Still, I wasn’t ever trying to say that lagaña sounds pretty or anything. I just like that there is one word for it, and that word doesn’t mean anything else. It’s to-the-point, non-graphic, and just seems more mature somehow.
Another example: cloaca
It means sewer. I don’t remember how I learned this word, but it was in Colombia, and for some reason I also associate this word with the Ninja Turtles, even though I have never been into them. Alcantarilla is a much more common word for sewer, but I remember cloaca catching my attention because . . . wait for it . . . I just found it kind of, well, pretty. It flows so nicely off the tongue, doesn’t it? That beautiful cl sound. It kind of has the same ring to it as my favorite word in English: colloquial. I imagine that any native Spanish speaker would tell me to get my head checked, but maybe that guy would turn around and tell me that sewer sounds like poetry to him. Let’s nobody judge.
I got to thinking about cloacas because yesterday I learned something profound– the word cloaca also exists in English, specifically in the field of zoology. Do you know what a cloaca is? Without going into too many unsavory details, a cloaca is the posterior hole that all amphibians, birds, reptiles, and egg-laying mammals have through which they do their business (both kinds) and have sexual relations. A lot of people find the idea of cloacae disgusting, but I can’t say that I do. I’m not squeamish. It’s just . . . different. And thus, interesting.
Anyway, isn’t it fascinating how the name of that orifice is the same as one of the words for sewer in Spanish? Apparently, the word comes from Latin, and means sewer. This was derived from cluō which meant cleanse.
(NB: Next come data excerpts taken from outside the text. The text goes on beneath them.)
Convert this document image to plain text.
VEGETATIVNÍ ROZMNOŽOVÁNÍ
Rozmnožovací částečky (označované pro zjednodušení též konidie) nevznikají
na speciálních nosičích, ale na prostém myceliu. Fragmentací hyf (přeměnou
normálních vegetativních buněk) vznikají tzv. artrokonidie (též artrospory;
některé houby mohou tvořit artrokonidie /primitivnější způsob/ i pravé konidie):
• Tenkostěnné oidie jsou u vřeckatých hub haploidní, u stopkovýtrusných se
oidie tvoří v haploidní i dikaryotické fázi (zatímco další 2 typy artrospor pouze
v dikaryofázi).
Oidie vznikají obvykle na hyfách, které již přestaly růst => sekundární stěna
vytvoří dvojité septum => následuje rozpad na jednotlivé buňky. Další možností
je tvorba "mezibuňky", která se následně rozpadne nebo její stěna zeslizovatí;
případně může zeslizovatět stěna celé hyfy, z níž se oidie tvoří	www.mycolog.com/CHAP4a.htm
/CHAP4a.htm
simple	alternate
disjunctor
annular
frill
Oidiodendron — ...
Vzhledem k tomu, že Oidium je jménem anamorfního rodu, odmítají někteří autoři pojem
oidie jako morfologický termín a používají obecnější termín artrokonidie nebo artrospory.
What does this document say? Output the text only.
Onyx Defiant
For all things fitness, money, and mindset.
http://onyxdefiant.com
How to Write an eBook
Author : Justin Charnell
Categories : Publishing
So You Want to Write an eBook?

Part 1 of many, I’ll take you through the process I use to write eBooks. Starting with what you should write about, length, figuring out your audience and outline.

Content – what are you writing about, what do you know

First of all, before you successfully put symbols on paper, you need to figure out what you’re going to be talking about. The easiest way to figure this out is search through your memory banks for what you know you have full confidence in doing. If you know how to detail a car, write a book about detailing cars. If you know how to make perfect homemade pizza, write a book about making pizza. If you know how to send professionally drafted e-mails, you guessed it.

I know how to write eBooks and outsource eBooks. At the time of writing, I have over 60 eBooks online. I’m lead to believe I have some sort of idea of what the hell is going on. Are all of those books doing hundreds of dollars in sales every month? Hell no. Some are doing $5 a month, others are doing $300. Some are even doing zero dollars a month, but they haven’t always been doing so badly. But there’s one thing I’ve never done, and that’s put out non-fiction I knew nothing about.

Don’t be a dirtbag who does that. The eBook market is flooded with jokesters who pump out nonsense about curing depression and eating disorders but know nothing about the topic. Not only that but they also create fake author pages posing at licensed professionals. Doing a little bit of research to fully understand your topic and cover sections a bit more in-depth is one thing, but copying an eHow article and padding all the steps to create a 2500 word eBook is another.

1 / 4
In fact, cloaca also means sewer or privy in English, but good luck finding a layperson who knows that. Another one of cloaca’s meanings in Latin was the stomach of a drunken or voracious woman. Good to know–I d0n’t know what I’d been calling it all these years.
Are there any words in Spanish that, despite their nasty meanings, you can’t help but be drawn to because you think they sound pretty? And, Spanish natives, are there any words in English you think are beautiful despite them meaning something really wretched? I can only think of cloaca at the moment, but I know I have many more. Also, vice versa! Beautiful, lovely things that you think have the most horrid names. I’m sure we could come up with quite a list.